In the zero-gravity environment of space, astronauts can become confused, disoriented and even a little queasy. In such a state, a routine spacewalk quickly can turn dangerous. For an astronaut unable to get his bearings, operating a jetpack and making it back to safety can be a real challenge.

“Without a fail-proof way to return to the spacecraft, an astronaut is at risk of the worst-case scenario:  lost in space,” said Kevin Duda, a space systems engineer at Draper. Duda has studied astronauts and their habitat onboard the International Space Station. He and his colleagues recently filed a patent for a self-return system to ensure astronauts are safe, even if no other astronaut can rescue them.

Draper’s director of space systems, Séamus Tuohy, said the return-home technology is an advance in spacesuits that is long overdue. “The current spacesuit features no automatic navigation solution—it is purely manual—and that could present a challenge to our astronauts if they are in an emergency.”

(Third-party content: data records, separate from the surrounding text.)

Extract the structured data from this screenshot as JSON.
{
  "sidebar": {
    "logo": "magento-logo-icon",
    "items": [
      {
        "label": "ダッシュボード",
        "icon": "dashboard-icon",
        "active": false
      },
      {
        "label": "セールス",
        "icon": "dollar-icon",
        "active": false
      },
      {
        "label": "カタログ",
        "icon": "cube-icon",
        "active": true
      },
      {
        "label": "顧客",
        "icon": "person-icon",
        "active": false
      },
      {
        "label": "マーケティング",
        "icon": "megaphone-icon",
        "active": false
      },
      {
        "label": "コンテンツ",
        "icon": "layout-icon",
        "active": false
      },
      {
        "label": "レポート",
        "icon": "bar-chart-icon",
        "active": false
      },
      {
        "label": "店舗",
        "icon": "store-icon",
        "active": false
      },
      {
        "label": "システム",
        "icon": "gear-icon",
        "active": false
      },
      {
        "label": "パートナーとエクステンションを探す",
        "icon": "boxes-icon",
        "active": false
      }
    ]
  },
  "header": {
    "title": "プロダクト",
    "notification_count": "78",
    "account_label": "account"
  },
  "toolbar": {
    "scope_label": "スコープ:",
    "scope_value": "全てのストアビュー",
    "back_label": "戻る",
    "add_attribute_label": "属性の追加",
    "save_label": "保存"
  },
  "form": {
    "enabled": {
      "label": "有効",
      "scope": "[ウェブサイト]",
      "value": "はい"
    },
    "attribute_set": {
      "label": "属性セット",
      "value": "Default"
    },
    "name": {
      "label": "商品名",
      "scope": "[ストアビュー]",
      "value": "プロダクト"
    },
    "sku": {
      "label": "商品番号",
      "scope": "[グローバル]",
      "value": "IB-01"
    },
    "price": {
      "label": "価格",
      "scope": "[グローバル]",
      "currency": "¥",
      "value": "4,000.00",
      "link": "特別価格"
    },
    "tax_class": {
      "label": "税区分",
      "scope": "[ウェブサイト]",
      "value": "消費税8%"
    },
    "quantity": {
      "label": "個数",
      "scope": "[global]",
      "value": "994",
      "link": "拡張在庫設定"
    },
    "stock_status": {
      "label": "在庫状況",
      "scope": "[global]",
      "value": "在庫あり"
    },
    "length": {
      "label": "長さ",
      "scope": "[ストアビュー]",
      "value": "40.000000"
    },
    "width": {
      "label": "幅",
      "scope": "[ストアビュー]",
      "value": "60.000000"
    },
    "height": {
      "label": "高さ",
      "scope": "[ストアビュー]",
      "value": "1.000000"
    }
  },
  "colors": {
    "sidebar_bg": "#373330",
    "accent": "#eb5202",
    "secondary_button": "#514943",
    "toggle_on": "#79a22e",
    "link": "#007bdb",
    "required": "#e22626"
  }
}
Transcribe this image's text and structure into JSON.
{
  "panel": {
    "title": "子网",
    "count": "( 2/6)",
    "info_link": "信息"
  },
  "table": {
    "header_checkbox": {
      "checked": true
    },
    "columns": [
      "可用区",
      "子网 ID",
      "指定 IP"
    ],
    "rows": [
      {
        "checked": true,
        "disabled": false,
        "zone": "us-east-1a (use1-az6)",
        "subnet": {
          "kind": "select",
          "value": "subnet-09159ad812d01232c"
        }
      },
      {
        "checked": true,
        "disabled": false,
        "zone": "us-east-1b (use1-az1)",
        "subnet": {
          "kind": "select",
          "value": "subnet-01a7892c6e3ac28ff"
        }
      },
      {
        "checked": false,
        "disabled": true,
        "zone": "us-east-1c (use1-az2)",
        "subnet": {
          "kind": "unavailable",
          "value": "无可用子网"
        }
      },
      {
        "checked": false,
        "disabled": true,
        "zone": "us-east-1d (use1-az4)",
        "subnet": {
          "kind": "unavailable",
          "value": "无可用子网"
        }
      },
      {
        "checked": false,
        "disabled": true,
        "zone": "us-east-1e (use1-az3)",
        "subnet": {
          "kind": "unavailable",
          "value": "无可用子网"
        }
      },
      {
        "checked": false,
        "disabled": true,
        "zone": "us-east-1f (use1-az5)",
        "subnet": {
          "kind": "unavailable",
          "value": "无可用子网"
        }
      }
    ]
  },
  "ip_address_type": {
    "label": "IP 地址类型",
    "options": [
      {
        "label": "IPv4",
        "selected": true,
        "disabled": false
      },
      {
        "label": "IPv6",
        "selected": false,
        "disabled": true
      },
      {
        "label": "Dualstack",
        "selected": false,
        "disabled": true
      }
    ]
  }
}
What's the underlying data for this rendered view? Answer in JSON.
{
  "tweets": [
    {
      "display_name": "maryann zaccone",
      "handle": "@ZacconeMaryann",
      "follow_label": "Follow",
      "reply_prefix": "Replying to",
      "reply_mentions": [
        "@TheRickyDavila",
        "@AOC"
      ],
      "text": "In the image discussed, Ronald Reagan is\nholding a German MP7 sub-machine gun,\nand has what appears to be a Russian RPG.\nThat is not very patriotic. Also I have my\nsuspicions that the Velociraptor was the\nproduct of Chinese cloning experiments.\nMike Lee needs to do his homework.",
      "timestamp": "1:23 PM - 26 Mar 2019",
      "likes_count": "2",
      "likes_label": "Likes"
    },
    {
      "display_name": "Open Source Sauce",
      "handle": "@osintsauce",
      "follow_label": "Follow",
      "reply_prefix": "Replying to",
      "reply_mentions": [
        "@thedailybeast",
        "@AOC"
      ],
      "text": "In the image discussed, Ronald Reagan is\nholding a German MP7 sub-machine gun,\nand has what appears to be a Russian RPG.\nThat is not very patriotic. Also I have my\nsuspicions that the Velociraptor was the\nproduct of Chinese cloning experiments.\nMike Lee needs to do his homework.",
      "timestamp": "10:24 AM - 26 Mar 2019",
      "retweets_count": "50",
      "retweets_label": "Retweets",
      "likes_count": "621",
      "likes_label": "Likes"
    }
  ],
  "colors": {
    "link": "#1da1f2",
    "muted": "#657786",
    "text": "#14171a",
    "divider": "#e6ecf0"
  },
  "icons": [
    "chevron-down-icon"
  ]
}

To design a successful self-return spacesuit, Draper engineers had to overcome a host of challenges. The self-return system had to be capable of determining a precise location in a harsh space environment where GPS is unavailable. It had to compute an optimal return trajectory that accounts for time, oxygen consumption, safety and clearance requirements, and it had to be able to guide a disoriented and possibly unconscious astronaut effectively to safety.

“Giving astronauts a sense of direction and orientation in space is a challenge because there is no gravity and no easy way to determine which way is up and down,” said Duda. “Our technology improves mission success in space by keeping the crew safe.”

The system can operate the jet pack autonomously or give the astronaut directions with a combination of visual, auditory and sensory cues through a web of sensors and a helmet visor display. If something were to happen during a spacewalk (also known as an Extravehicular Activity, or EVA) the self-return system can be initiated by the astronaut, a space station crewmember or mission control.

Draper’s “take me home” system features options. According to the patent, the spacesuit’s sensors can be configured to monitor movement, acceleration and relative position of the crewmember to a fixed object, such as an accompanying orbiting spacecraft. The navigation, guidance and control modules can also accommodate various scenarios. For instance, the navigation module can be configured using GPS, vision- aided navigation or a star-tracker system. To improve the astronaut’s positioning and orientation, Draper has developed software that fuses data from vision-based and inertial navigation systems and benefits from the advantages of both sensing approaches.

The current research into spacesuits, which was funded by NASA, is part of Draper’s growing human-centered solution portfolio. The portfolio includes a wearable technology that helps the wearer recognize more data from their surroundings and understand them faster. Applications in the design of navigation systems like Draper’s “take me home” system could serve as an added safety measure for first responders and firefighters as they navigate smoke-filled rooms, skydivers hurtling toward Earth and scuba divers who might become disoriented in deep water.